What makes this policy even more striking is that it was issued only two months after a dispute with the Department of Defense. The latter wanted to use Claude for any legitimate purposes, while the former sought tighter controls over monitoring and autonomous weapons. This downgrade measure reflects not only Anthropic’s ability to quietly modify its models to realize its policy preferences, but also its willingness. In other words, Anthropic has actively validated some critics’ biggest fears about its role as a supply chain risk.

However, the broader conclusion drawn from that incident is that Anthropic believes it should have the final say on how its models are used. Given their belief that only they should develop frontier AI, they essentially believe that only they should have ultimate control over AI overall. When you combine this with the company’s statements that AI can conduct all economic activity, you realize Anthropic’s leadership actually wants power over everything and everyone.

Safety narrative

Of course, Anthropic would never put it so bluntly. Instead, the story is about safety:

I expect Anthropic will increasingly expose its models’ capabilities to end users through endpoints tailored to different workflows, even if they begin restricting API access. This replacement of software and restriction of access will be justified in the name of safety, even as Anthropic pursues its economic demand to move closer to end users.

Anthropic’s explanation for its major change to its data retention policy is safety. Specifically, the company claims that retaining all users’ data for 30 days is necessary to prevent jailbreak behaviors that concern the U.S. government. I can certainly imagine a future where safety concerns compel them to train on this data as well, in order to better defend against malicious use.

Anthropic’s entire origin story is rooted in the founders’ belief that OpenAI didn’t take safety seriously enough. The company believes only it can control AI, and because they uniquely care about safety, they have reason to try to control everyone else—including the U.S. government.

The problem with these safety reasons is that I think they are valid—only because they are not really reasons for Anthropic. The company truly believes it is the only one that believes in superintelligence, and therefore the only one sufficiently concerned about danger. This provides an excuse after excuse—one decision after another, one policy after another, and one confrontation after another—which, to outsiders, looks like a strange combination of cynicism and naivete.

The contrast with OpenAI is huge. I think one way to understand how and why OpenAI lost its lead is that, in the years after ChatGPT’s release, the company was internally at war. A former research lab was suddenly tasked with the burden of becoming an accidental consumer tech company. In resolving this conflict, OpenAI lost a large number of people to companies like Anthropic.

On the other hand, Anthropic’s talent, mission, and business are perfectly aligned. The company can sell researchers a vision of creating machine gods—wrapped in the halo of caring about danger and being smart enough to represent humanity’s concerns. And each policy change that follows is conveniently beneficial to its business—an absolutely wonderful coincidence.

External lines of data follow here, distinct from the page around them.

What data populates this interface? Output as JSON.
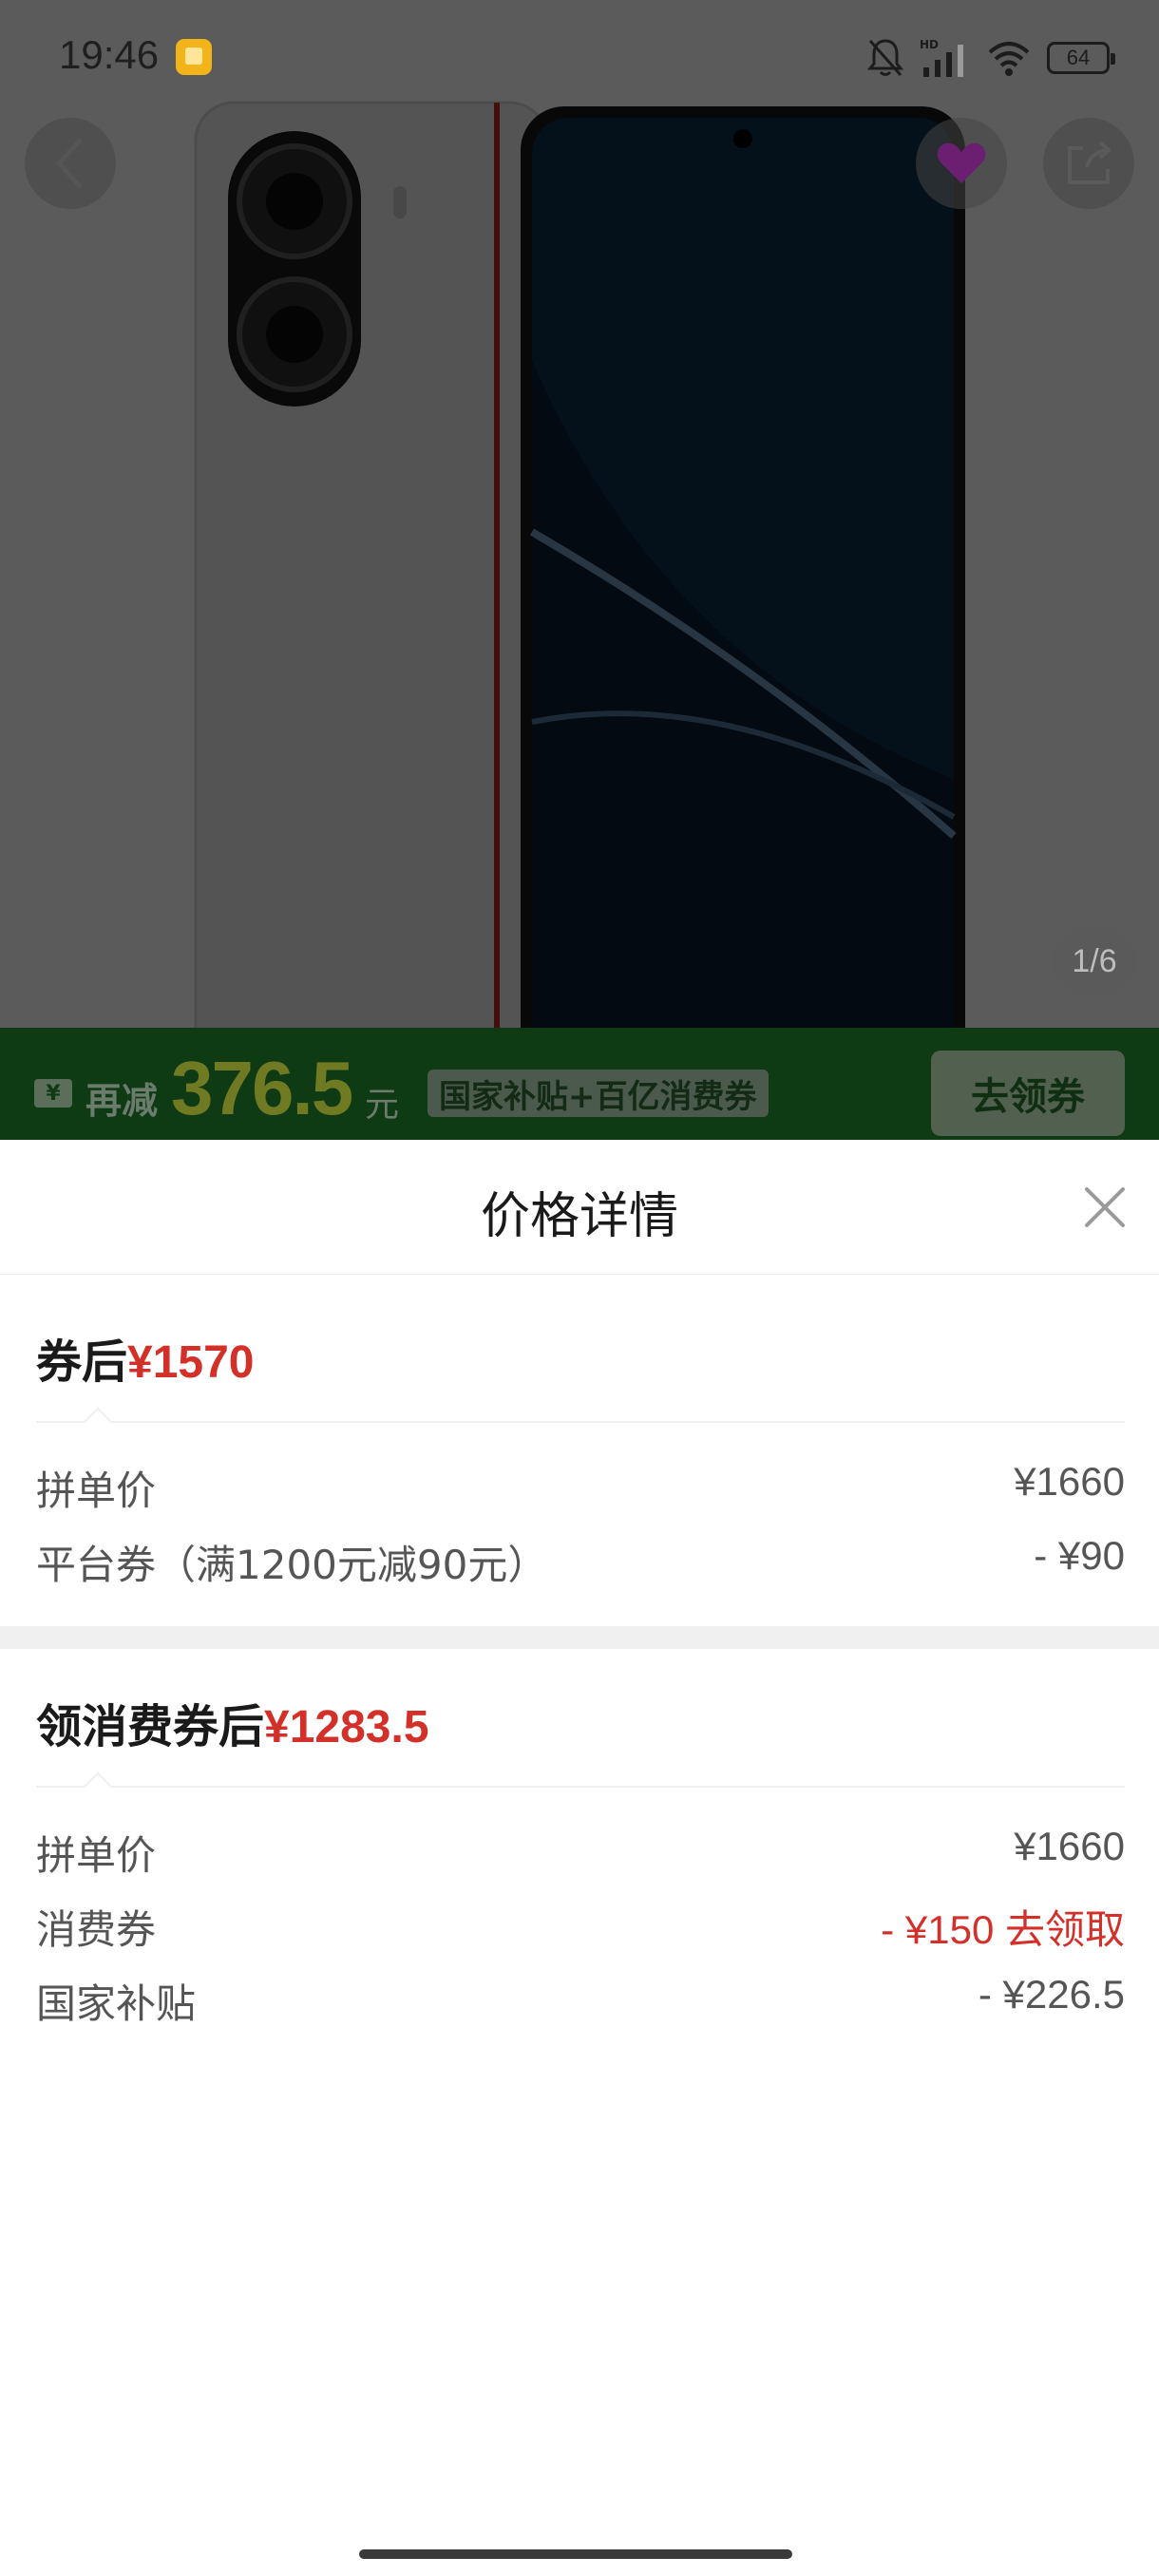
{
  "status_bar": {
    "time": "19:46",
    "battery": "64",
    "icons": [
      "notification-muted-icon",
      "hd-signal-icon",
      "wifi-icon",
      "battery-icon"
    ]
  },
  "product": {
    "page_indicator": "1/6"
  },
  "promo": {
    "ticket_icon": "¥",
    "label": "再减",
    "amount": "376.5",
    "unit": "元",
    "tag": "国家补贴+百亿消费券",
    "button": "去领券"
  },
  "sheet": {
    "title": "价格详情",
    "section1": {
      "heading_prefix": "券后",
      "heading_price": "¥1570",
      "rows": [
        {
          "label": "拼单价",
          "value": "¥1660"
        },
        {
          "label": "平台券（满1200元减90元）",
          "value": "- ¥90"
        }
      ]
    },
    "section2": {
      "heading_prefix": "领消费券后",
      "heading_price": "¥1283.5",
      "rows": [
        {
          "label": "拼单价",
          "value": "¥1660"
        },
        {
          "label": "消费券",
          "value": "- ¥150",
          "link": "去领取"
        },
        {
          "label": "国家补贴",
          "value": "- ¥226.5"
        }
      ]
    }
  },
  "colors": {
    "accent_red": "#d4302a",
    "promo_green": "#0e3a14"
  }
}
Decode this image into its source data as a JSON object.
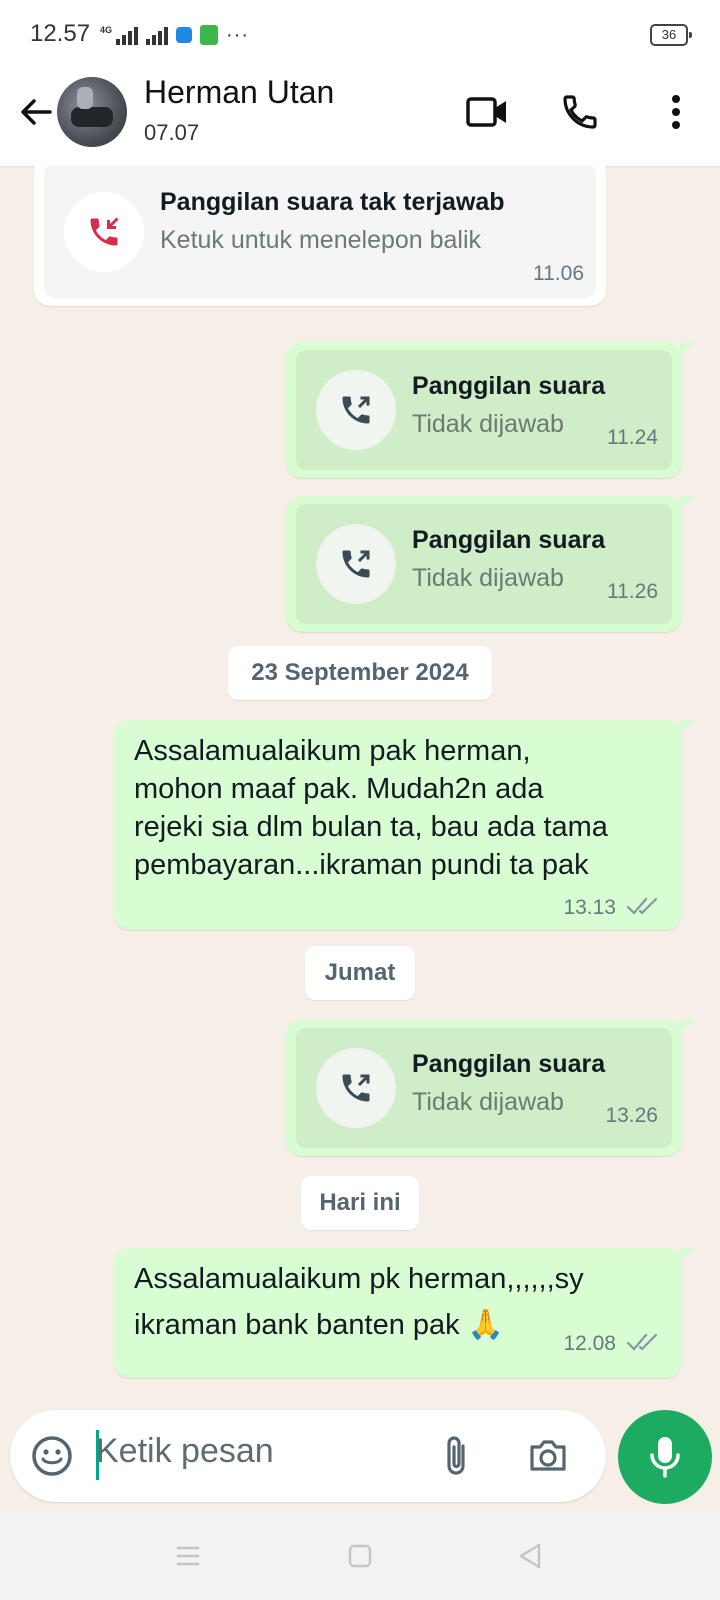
{
  "status_bar": {
    "time": "12.57",
    "network": "4G",
    "battery": "36"
  },
  "header": {
    "name": "Herman Utan",
    "subtitle": "07.07"
  },
  "messages": {
    "missed_call": {
      "title": "Panggilan suara tak terjawab",
      "subtitle": "Ketuk untuk menelepon balik",
      "time": "11.06"
    },
    "call1": {
      "title": "Panggilan suara",
      "subtitle": "Tidak dijawab",
      "time": "11.24"
    },
    "call2": {
      "title": "Panggilan suara",
      "subtitle": "Tidak dijawab",
      "time": "11.26"
    },
    "date1": "23 September 2024",
    "text1": {
      "lines": [
        "Assalamualaikum pak herman,",
        "mohon maaf pak. Mudah2n ada",
        "rejeki sia dlm bulan ta, bau ada tama",
        "pembayaran...ikraman pundi ta pak"
      ],
      "time": "13.13"
    },
    "date2": "Jumat",
    "call3": {
      "title": "Panggilan suara",
      "subtitle": "Tidak dijawab",
      "time": "13.26"
    },
    "date3": "Hari ini",
    "text2": {
      "lines": [
        "Assalamualaikum pk herman,,,,,,sy",
        "ikraman bank banten pak 🙏"
      ],
      "time": "12.08"
    }
  },
  "composer": {
    "placeholder": "Ketik pesan"
  },
  "colors": {
    "outgoing": "#d9fdd3",
    "accent": "#1daa61",
    "missed": "#d32f4e",
    "background": "#f5efe7"
  },
  "icons": [
    "back-arrow-icon",
    "video-call-icon",
    "voice-call-icon",
    "more-options-icon",
    "missed-call-icon",
    "outgoing-call-icon",
    "emoji-icon",
    "attach-icon",
    "camera-icon",
    "mic-icon",
    "read-ticks-icon"
  ]
}
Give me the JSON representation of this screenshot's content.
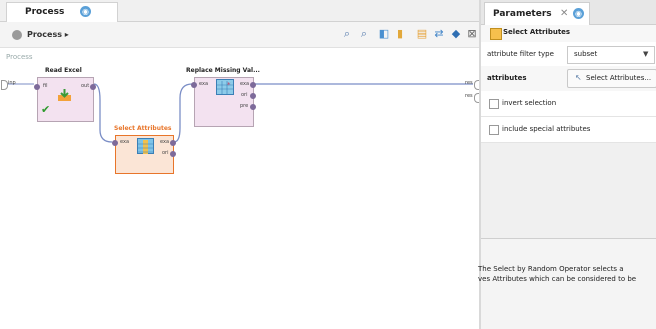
{
  "process_tab": {
    "label": "Process",
    "help_icon": "help-icon"
  },
  "toolbar": {
    "crumb": "Process ▸"
  },
  "canvas": {
    "section_label": "Process",
    "in_port": "inp",
    "res_ports": [
      "res",
      "res"
    ]
  },
  "operators": {
    "read_excel": {
      "title": "Read Excel",
      "ports": {
        "in": "fil",
        "out": "out"
      }
    },
    "select_attributes": {
      "title": "Select Attributes",
      "ports": {
        "in": "exa",
        "out1": "exa",
        "out2": "ori"
      }
    },
    "replace_missing": {
      "title": "Replace Missing Val...",
      "ports": {
        "in": "exa",
        "out1": "exa",
        "out2": "ori",
        "out3": "pre"
      }
    }
  },
  "parameters": {
    "tab_label": "Parameters",
    "close": "✕",
    "operator_name": "Select Attributes",
    "filter_type_label": "attribute filter type",
    "filter_type_value": "subset",
    "attributes_label": "attributes",
    "select_button": "Select Attributes...",
    "invert_label": "invert selection",
    "special_label": "include special attributes"
  },
  "help": {
    "line1": "The Select by Random Operator selects a",
    "line2": "ves Attributes which can be considered to be"
  },
  "colors": {
    "accent": "#e8752a",
    "operator_fill": "#f3e2f0",
    "selected_fill": "#fbe5d6",
    "link": "#7b8ec6"
  }
}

I respect this consistency, and I fear it. I respect it because it is clearly very effective. The closest analogy might be Apple: the company always wraps every selfish action in the guise of doing what’s right for users—and often, they do. Anthropic is similar. But I fear that letting the people most convinced they know best build a smartphone I can accept or reject is one thing; letting them build superintelligence that has the potential to rival or surpass the power of nation-states—or even just large corporations—is much more worrying. The history of smart people who believe they know what humanity needs is dirty precisely because they convince themselves their intentions are good, providing reasons for actions that actually are not.